Kaum MS-Patienten unter HIV-Infizierten |
05.08.2014 14:50 Uhr |
Von Annette Mende / Eine HIV-Infektion beziehungsweise deren Therapie schützt möglicherweise vor Multipler Sklerose (MS). Das belegen jetzt statistisch signifikant die Ergebnisse einer großen Kohortenstudie.
Bereits Anfang des Jahres sorgte der australische Virologe Professor Dr. Julian Gold vom Albion Centre in Sydney mit der These für Aufsehen, dass HIV-Patienten vor einer Erkrankung an MS geschützt sind, und zwar höchstwahrscheinlich durch die antiretrovirale Kombitherapie (lesen Sie dazu HIV-Therapeutika: HAART gegen Multiple Sklerose? PZ 05/2014). Jetzt legen er und vier Kollegen im »Journal of Neurology, Neurosurgery & Psychiatry« Daten vor, die diese Theorie untermauern (doi: 10.1136/jnnp-2014-307932).
Die Autoren werteten Daten des britischen Gesundheitssystems von mehr als 21.000 HIV-Infizierten und knapp 5,3 Millionen Kontrollpersonen aus, die zwischen 1999 und 2011 in britischen Krankenhäusern behandelt wurden. Um Verzerrungen auszuschließen, stratifizierten sie die Teilnehmer unter anderem nach Alter, Geschlecht und sozioökonomischem Status. Das relative Risiko, als HIV-Patient an MS zu erkranken, betrug im Vergleich zu Nicht-HIV-Infizierten 0,38. Das entspricht einem protektiven Effekt von 62 Prozent. Das relative Risiko sank dabei umso stärker, je mehr Zeit nach einem positiven HIV-Test verstrich.

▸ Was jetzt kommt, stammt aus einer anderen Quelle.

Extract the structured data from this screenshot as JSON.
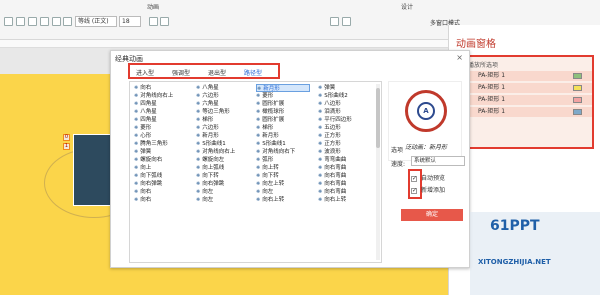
{
  "ribbon": {
    "tab_animation": "动画",
    "tab_design": "设计",
    "font_name": "等线 (正文)",
    "font_size": "18",
    "multi_window_mode": "多窗口模式"
  },
  "dialog": {
    "title": "经典动画",
    "tabs": [
      "进入型",
      "强调型",
      "退出型",
      "路径型"
    ],
    "active_tab_index": 3,
    "effects": [
      [
        "向右",
        "对角线向右上",
        "四角星",
        "八角星",
        "四角星",
        "菱形",
        "心形",
        "腾角三角形",
        "弹簧",
        "螺旋向右",
        "向上",
        "向下弧线",
        "向右弹跳",
        "向右",
        "向右"
      ],
      [
        "八角星",
        "六边形",
        "六角星",
        "等边三角形",
        "梯形",
        "六边形",
        "新月形",
        "S形曲线1",
        "对角线向右上",
        "螺旋向左",
        "向上弧线",
        "向下转",
        "向右弹跳",
        "向左",
        "向左"
      ],
      [
        "新月形",
        "菱形",
        "圆形扩展",
        "橄榄球形",
        "圆形扩展",
        "梯形",
        "新月形",
        "S形曲线1",
        "对角线向右下",
        "弧形",
        "向上转",
        "向下转",
        "向左上转",
        "向左",
        "向右上转"
      ],
      [
        "弹簧",
        "S形曲线2",
        "八边形",
        "泪滴形",
        "平行四边形",
        "五边形",
        "正方形",
        "正方形",
        "波浪形",
        "弯弯曲曲",
        "向右弯曲",
        "向右弯曲",
        "向右弯曲",
        "向右弯曲",
        "向右上转"
      ]
    ],
    "selected_effect": "新月形",
    "preview_caption": "泛动画：新月形",
    "options_label": "选项",
    "speed_label": "速度:",
    "speed_value": "系统默认",
    "checkbox_preview": "自动预览",
    "checkbox_preview_checked": true,
    "checkbox_add": "新增添加",
    "checkbox_add_checked": true,
    "ok_button": "确定",
    "close_glyph": "×"
  },
  "animation_pane": {
    "title": "动画窗格",
    "header": "播放所选项",
    "items": [
      {
        "num": "1",
        "label": "PA-矩形 1",
        "swatch": "#8ec07c"
      },
      {
        "num": "",
        "label": "PA-矩形 1",
        "swatch": "#f5e15a"
      },
      {
        "num": "",
        "label": "PA-矩形 1",
        "swatch": "#f2a2a2"
      },
      {
        "num": "",
        "label": "PA-矩形 1",
        "swatch": "#7fa9c9"
      }
    ]
  },
  "slide": {
    "tag_top": "0",
    "tag_bottom": "1"
  },
  "watermark": {
    "logo": "61PPT",
    "url": "XITONGZHIJIA.NET"
  },
  "colors": {
    "accent_red": "#e23b2f",
    "selected_blue": "#2a6bd6",
    "slide_yellow": "#fbd54a",
    "shape_dark": "#2d4a5e",
    "ok_button": "#e7584a"
  }
}
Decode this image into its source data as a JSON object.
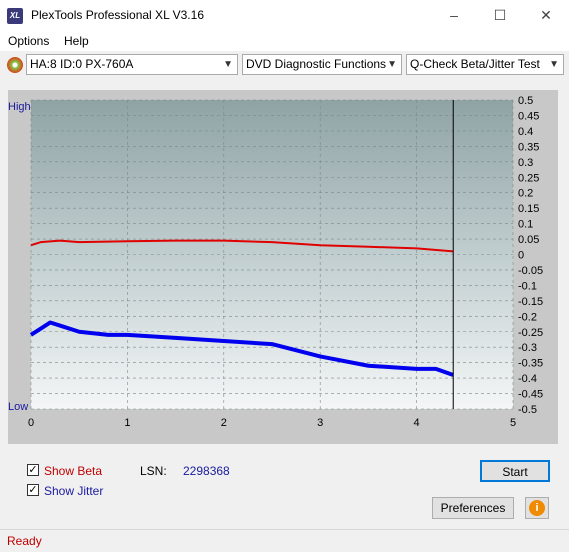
{
  "window": {
    "title": "PlexTools Professional XL V3.16",
    "icon_text": "XL"
  },
  "menu": {
    "options": "Options",
    "help": "Help"
  },
  "toolbar": {
    "drive": "HA:8 ID:0  PX-760A",
    "function": "DVD Diagnostic Functions",
    "test": "Q-Check Beta/Jitter Test"
  },
  "chart_data": {
    "type": "line",
    "left_axis_labels": {
      "top": "High",
      "bottom": "Low"
    },
    "x_ticks": [
      "0",
      "1",
      "2",
      "3",
      "4",
      "5"
    ],
    "xlim": [
      0,
      5
    ],
    "y_ticks": [
      "0.5",
      "0.45",
      "0.4",
      "0.35",
      "0.3",
      "0.25",
      "0.2",
      "0.15",
      "0.1",
      "0.05",
      "0",
      "-0.05",
      "-0.1",
      "-0.15",
      "-0.2",
      "-0.25",
      "-0.3",
      "-0.35",
      "-0.4",
      "-0.45",
      "-0.5"
    ],
    "ylim": [
      -0.5,
      0.5
    ],
    "end_marker_x": 4.38,
    "grid": true,
    "series": [
      {
        "color": "#e00000",
        "x": [
          0,
          0.1,
          0.3,
          0.5,
          1.0,
          1.5,
          2.0,
          2.5,
          3.0,
          3.5,
          4.0,
          4.38
        ],
        "y": [
          0.03,
          0.04,
          0.045,
          0.04,
          0.043,
          0.045,
          0.045,
          0.04,
          0.03,
          0.025,
          0.02,
          0.01
        ]
      },
      {
        "color": "#0000ee",
        "x": [
          0,
          0.1,
          0.2,
          0.3,
          0.5,
          0.8,
          1.0,
          1.5,
          2.0,
          2.5,
          3.0,
          3.5,
          4.0,
          4.2,
          4.38
        ],
        "y": [
          -0.26,
          -0.24,
          -0.22,
          -0.23,
          -0.25,
          -0.26,
          -0.26,
          -0.27,
          -0.28,
          -0.29,
          -0.33,
          -0.36,
          -0.37,
          -0.37,
          -0.39
        ]
      }
    ]
  },
  "controls": {
    "show_beta": "Show Beta",
    "show_jitter": "Show Jitter",
    "lsn_label": "LSN:",
    "lsn_value": "2298368",
    "start": "Start",
    "preferences": "Preferences",
    "info_icon": "i"
  },
  "status": {
    "text": "Ready"
  }
}
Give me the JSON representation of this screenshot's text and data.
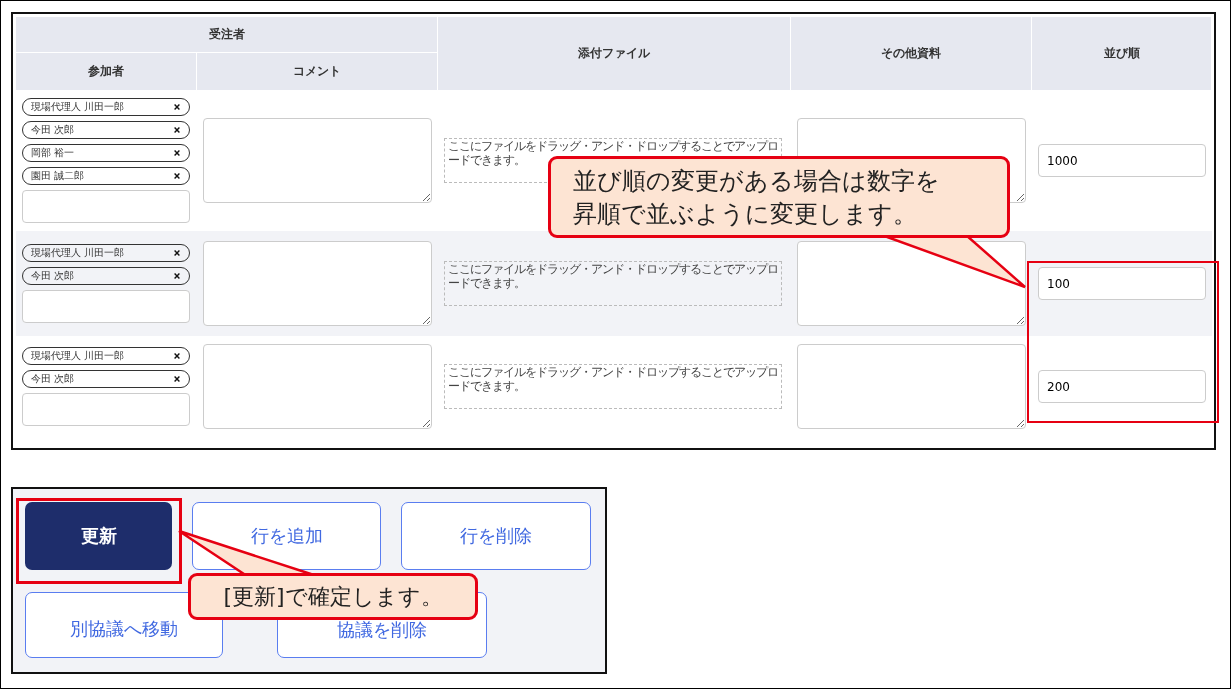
{
  "table": {
    "group_header": "受注者",
    "columns": [
      "参加者",
      "コメント",
      "添付ファイル",
      "その他資料",
      "並び順"
    ],
    "rows": [
      {
        "participants": [
          "現場代理人 川田一郎",
          "今田 次郎",
          "岡部 裕一",
          "園田 誠二郎"
        ],
        "drop_hint": "ここにファイルをドラッグ・アンド・ドロップすることでアップロードできます。",
        "order": "1000",
        "shaded": false
      },
      {
        "participants": [
          "現場代理人 川田一郎",
          "今田 次郎"
        ],
        "drop_hint": "ここにファイルをドラッグ・アンド・ドロップすることでアップロードできます。",
        "order": "100",
        "shaded": true
      },
      {
        "participants": [
          "現場代理人 川田一郎",
          "今田 次郎"
        ],
        "drop_hint": "ここにファイルをドラッグ・アンド・ドロップすることでアップロードできます。",
        "order": "200",
        "shaded": false
      }
    ]
  },
  "buttons": [
    {
      "label": "更新",
      "kind": "primary"
    },
    {
      "label": "行を追加",
      "kind": "outline"
    },
    {
      "label": "行を削除",
      "kind": "outline"
    },
    {
      "label": "別協議へ移動",
      "kind": "outline"
    },
    {
      "label": "協議を削除",
      "kind": "outline"
    }
  ],
  "callouts": [
    {
      "text": "並び順の変更がある場合は数字を昇順で並ぶように変更します。"
    },
    {
      "text": "[更新]で確定します。"
    }
  ]
}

Als Erklärung für dieses Phänomen vermuten sie, dass mit zunehmender Zeitspanne nach Feststellung der HIV-Infektion die Wahrscheinlichkeit steigt, dass der Patient entsprechende Medikamente erhält. Sie glauben, dass nicht die HIV-Infektion selbst, sondern vielmehr die antiretrovirale Therapie (ART) vor MS schützt. Ihrer Theorie nach spielen humane endogene Retroviren (HER), genetische Überbleibsel lange zurückliegender Virusinfektionen, eine Rolle in der Pathogenese der MS. Mit der ART gegen HIV behandele man quasi aus Versehen die HER gleich mit und verhindere so die MS-Progression.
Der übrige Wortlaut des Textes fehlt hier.